For to me to live is Christ, and to die is gain. If I am to live in the flesh, that means fruitful labor for me. Yet which I shall choose I cannot tell. I am hard pressed between the two. My desire is to depart and be with Christ, for that is far better.
(Phil 1:21-23)
It's interesting how you can read a verse and identify with it for many years, and not really "get" it, because you have applied your own eisegesis to it.
Fearing death
I've never really been afraid of death, perhaps because I was exposed to it at a young and tender age. My stepmother died when I was 4, my father when I was 10, my mother when I was 12, and both my maternal grandparents shortly thereafter.
When I started reading the Bible in earnest after I was saved at the age of 15, this was one of the passages that resonated within my heart. Death did not seem a very big deal to me, especially since I knew I was saved. I sincerely desired to "depart" - but I realise now that it was for all the wrong reasons: the hope of going to heaven, being with the heavenly Father (something that obviously appealed to me very much, given my background of having lost my earthly father at a young age), escaping suffering and pain on earth, and not having to struggle with sin.
It's all about Christ!
When I re-examined this passage last Saturday during cell group meeting, I was struck by how, all these years, I had missed Paul's message by a very wide mark. One thing was very conspicuously absent - and that was the person of Jesus Christ!

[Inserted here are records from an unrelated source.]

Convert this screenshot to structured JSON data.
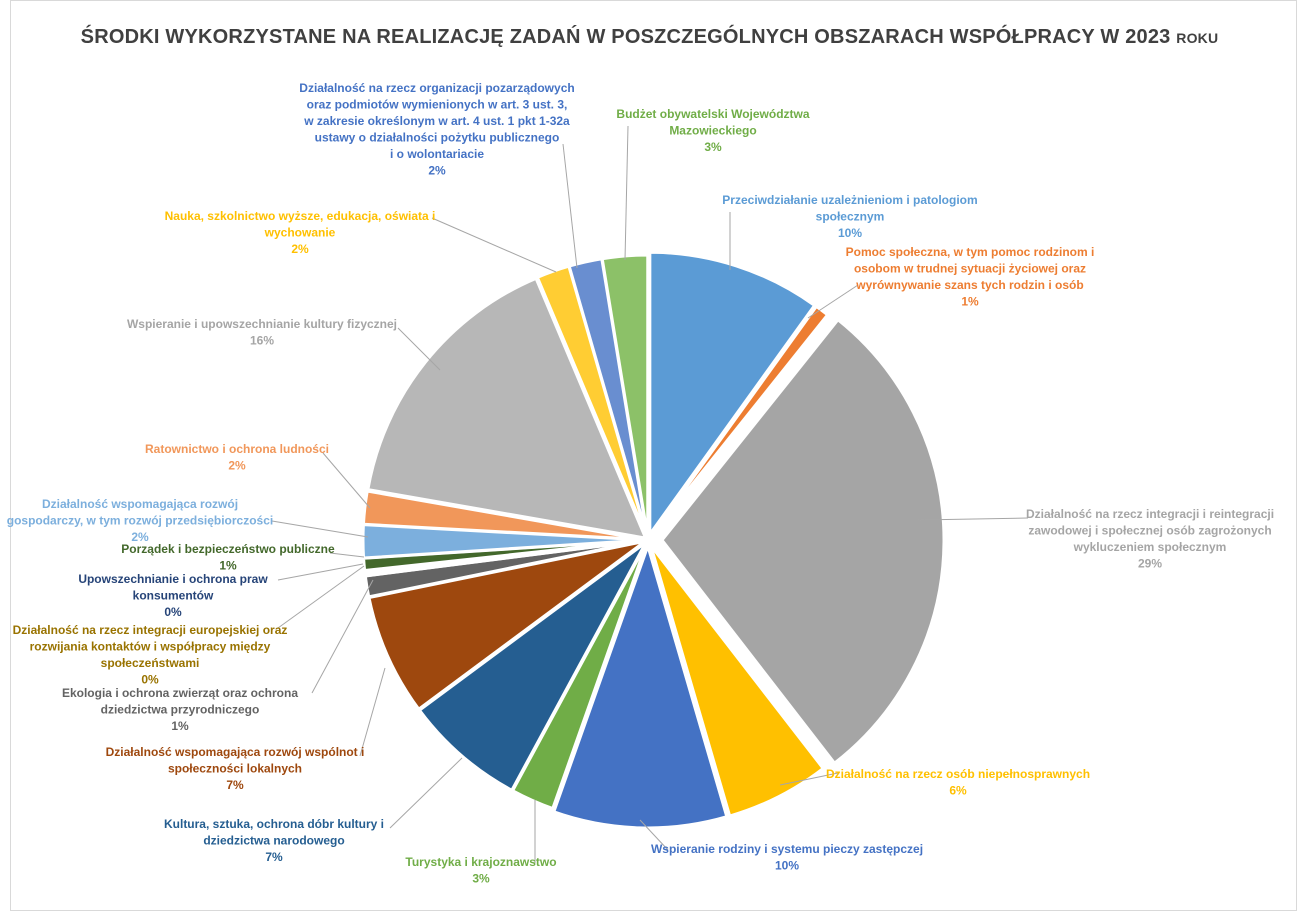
{
  "chart_data": {
    "type": "pie",
    "title": "ŚRODKI WYKORZYSTANE NA REALIZACJĘ ZADAŃ W POSZCZEGÓLNYCH OBSZARACH WSPÓŁPRACY",
    "title_tail_year": "W 2023",
    "title_tail_word": "ROKU",
    "slices": [
      {
        "name": "Przeciwdziałanie uzależnieniom i patologiom społecznym",
        "value": 10,
        "label": "10%",
        "color": "#5B9BD5",
        "lines": [
          "Przeciwdziałanie uzależnieniom i patologiom",
          "społecznym"
        ]
      },
      {
        "name": "Pomoc społeczna, w tym pomoc rodzinom i osobom w trudnej sytuacji życiowej oraz wyrównywanie szans tych rodzin i osób",
        "value": 0.8,
        "label": "1%",
        "color": "#ED7D31",
        "lines": [
          "Pomoc społeczna, w tym pomoc rodzinom i",
          "osobom w trudnej sytuacji życiowej oraz",
          "wyrównywanie szans tych rodzin i osób"
        ]
      },
      {
        "name": "Działalność na rzecz integracji i reintegracji zawodowej i społecznej osób zagrożonych wykluczeniem społecznym",
        "value": 29,
        "label": "29%",
        "color": "#A5A5A5",
        "lines": [
          "Działalność na rzecz integracji i reintegracji",
          "zawodowej i społecznej osób zagrożonych",
          "wykluczeniem społecznym"
        ]
      },
      {
        "name": "Działalność na rzecz osób niepełnosprawnych",
        "value": 6,
        "label": "6%",
        "color": "#FFC000",
        "lines": [
          "Działalność na rzecz osób niepełnosprawnych"
        ]
      },
      {
        "name": "Wspieranie rodziny i systemu pieczy zastępczej",
        "value": 10,
        "label": "10%",
        "color": "#4472C4",
        "lines": [
          "Wspieranie rodziny i systemu pieczy zastępczej"
        ]
      },
      {
        "name": "Turystyka i krajoznawstwo",
        "value": 2.5,
        "label": "3%",
        "color": "#70AD47",
        "lines": [
          "Turystyka i krajoznawstwo"
        ]
      },
      {
        "name": "Kultura, sztuka, ochrona dóbr kultury i dziedzictwa narodowego",
        "value": 7,
        "label": "7%",
        "color": "#255E91",
        "lines": [
          "Kultura, sztuka, ochrona dóbr kultury i",
          "dziedzictwa narodowego"
        ]
      },
      {
        "name": "Działalność wspomagająca rozwój wspólnot i społeczności lokalnych",
        "value": 7,
        "label": "7%",
        "color": "#9E480E",
        "lines": [
          "Działalność wspomagająca rozwój wspólnot i",
          "społeczności lokalnych"
        ]
      },
      {
        "name": "Ekologia i ochrona zwierząt oraz ochrona dziedzictwa przyrodniczego",
        "value": 1.2,
        "label": "1%",
        "color": "#636363",
        "lines": [
          "Ekologia i ochrona zwierząt oraz ochrona",
          "dziedzictwa przyrodniczego"
        ]
      },
      {
        "name": "Działalność na rzecz integracji europejskiej oraz rozwijania kontaktów i współpracy między społeczeństwami",
        "value": 0.15,
        "label": "0%",
        "color": "#997300",
        "lines": [
          "Działalność na rzecz integracji europejskiej oraz",
          "rozwijania kontaktów i współpracy między",
          "społeczeństwami"
        ]
      },
      {
        "name": "Upowszechnianie i ochrona praw konsumentów",
        "value": 0.15,
        "label": "0%",
        "color": "#264478",
        "lines": [
          "Upowszechnianie i ochrona praw",
          "konsumentów"
        ]
      },
      {
        "name": "Porządek i bezpieczeństwo publiczne",
        "value": 0.7,
        "label": "1%",
        "color": "#43682B",
        "lines": [
          "Porządek i bezpieczeństwo publiczne"
        ]
      },
      {
        "name": "Działalność wspomagająca rozwój gospodarczy, w tym rozwój przedsiębiorczości",
        "value": 1.9,
        "label": "2%",
        "color": "#7CAFDD",
        "lines": [
          "Działalność wspomagająca rozwój",
          "gospodarczy, w tym rozwój przedsiębiorczości"
        ]
      },
      {
        "name": "Ratownictwo i ochrona ludności",
        "value": 1.9,
        "label": "2%",
        "color": "#F1975A",
        "lines": [
          "Ratownictwo i ochrona ludności"
        ]
      },
      {
        "name": "Wspieranie i upowszechnianie kultury fizycznej",
        "value": 16,
        "label": "16%",
        "color": "#B7B7B7",
        "lines": [
          "Wspieranie i upowszechnianie kultury fizycznej"
        ]
      },
      {
        "name": "Nauka, szkolnictwo wyższe, edukacja, oświata i wychowanie",
        "value": 1.9,
        "label": "2%",
        "color": "#FFCD33",
        "lines": [
          "Nauka, szkolnictwo wyższe, edukacja, oświata i",
          "wychowanie"
        ]
      },
      {
        "name": "Działalność na rzecz organizacji pozarządowych oraz podmiotów wymienionych w art. 3 ust. 3, w zakresie określonym w art. 4 ust. 1 pkt 1-32a ustawy o działalności pożytku publicznego i o wolontariacie",
        "value": 1.9,
        "label": "2%",
        "color": "#698ED0",
        "lines": [
          "Działalność na rzecz organizacji pozarządowych",
          "oraz podmiotów wymienionych w art. 3 ust. 3,",
          "w zakresie określonym w art. 4 ust. 1 pkt 1-32a",
          "ustawy o działalności pożytku publicznego",
          "i o wolontariacie"
        ]
      },
      {
        "name": "Budżet obywatelski Województwa Mazowieckiego",
        "value": 2.6,
        "label": "3%",
        "color": "#8CC168",
        "lines": [
          "Budżet obywatelski Województwa",
          "Mazowieckiego"
        ]
      }
    ]
  },
  "colors": {
    "title": "#404040",
    "leader": "#a6a6a6",
    "label_text": {
      "0": "#5B9BD5",
      "1": "#ED7D31",
      "2": "#A5A5A5",
      "3": "#FFC000",
      "4": "#4472C4",
      "5": "#70AD47",
      "6": "#255E91",
      "7": "#9E480E",
      "8": "#636363",
      "9": "#997300",
      "10": "#264478",
      "11": "#43682B",
      "12": "#7CAFDD",
      "13": "#F1975A",
      "14": "#A5A5A5",
      "15": "#FFC000",
      "16": "#4472C4",
      "17": "#70AD47"
    }
  }
}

Paul's whole life was about Christ and dedicated to Him - "for me to live is Christ"; and "to die is gain" - why? Because to die would be to depart to "be with Christ" - the culmination of all his desires. He did not wish to depart in order to escape from suffering or the struggle with sin - that would be a Buddhist outlook! His main reason for wanting to depart was simply so that he could be with Christ and enjoy His presence!
It's a truth that God is bringing to my attention again and again, and which I still have a problem translating from my head to my heart - Salvation is a Person!
Remaining in the flesh (staying alive)
It is enlightening for me to note that Paul didn't mind staying alive, rather than how I had subconsciously misread it as a young Christian - that he had wished to escape from this earthly life, and couldn't wait to go to heaven (it's amazing how carelessly I read things sometimes). And his reason for staying alive? So that he could continue in fruitful labour for the sake of his Lord and Saviour Jesus Christ, and the sake of the people he was ministering to.
That's a healthy rebuke to me. The only reason I should desire to stay on earth is not so I can enjoy more of life, but so that I can be engaged in fruitful labour for my Lord!
Whom have I in heaven but you? And there is nothing on earth that I desire besides you. My flesh and my heart may fail, but God is the strength of my heart and my portion forever.
(Psa 73:25-26)
But whatever gain I had, I counted as loss for the sake of Christ. Indeed, I count everything as loss because of the surpassing worth of knowing Christ Jesus my Lord. For his sake I have suffered the loss of all things and count them as rubbish, in order that I may gain Christ and be found in him, not having a righteousness of my own that comes from the law, but that which comes through faith in Christ, the righteousness from God that depends on faith.
That I may know him and the power of his resurrection, and may share his sufferings, becoming like him in his death, that by any means possible I may attain the resurrection from the dead.
Not that I have already obtained this or am already perfect, but I press on to make it my own, because Christ Jesus has made me his own.
Brothers, I do not consider that I have made it my own. But one thing I do: forgetting what lies behind and straining forward to what lies ahead, I press on toward the goal for the prize of the upward call of God in Christ Jesus.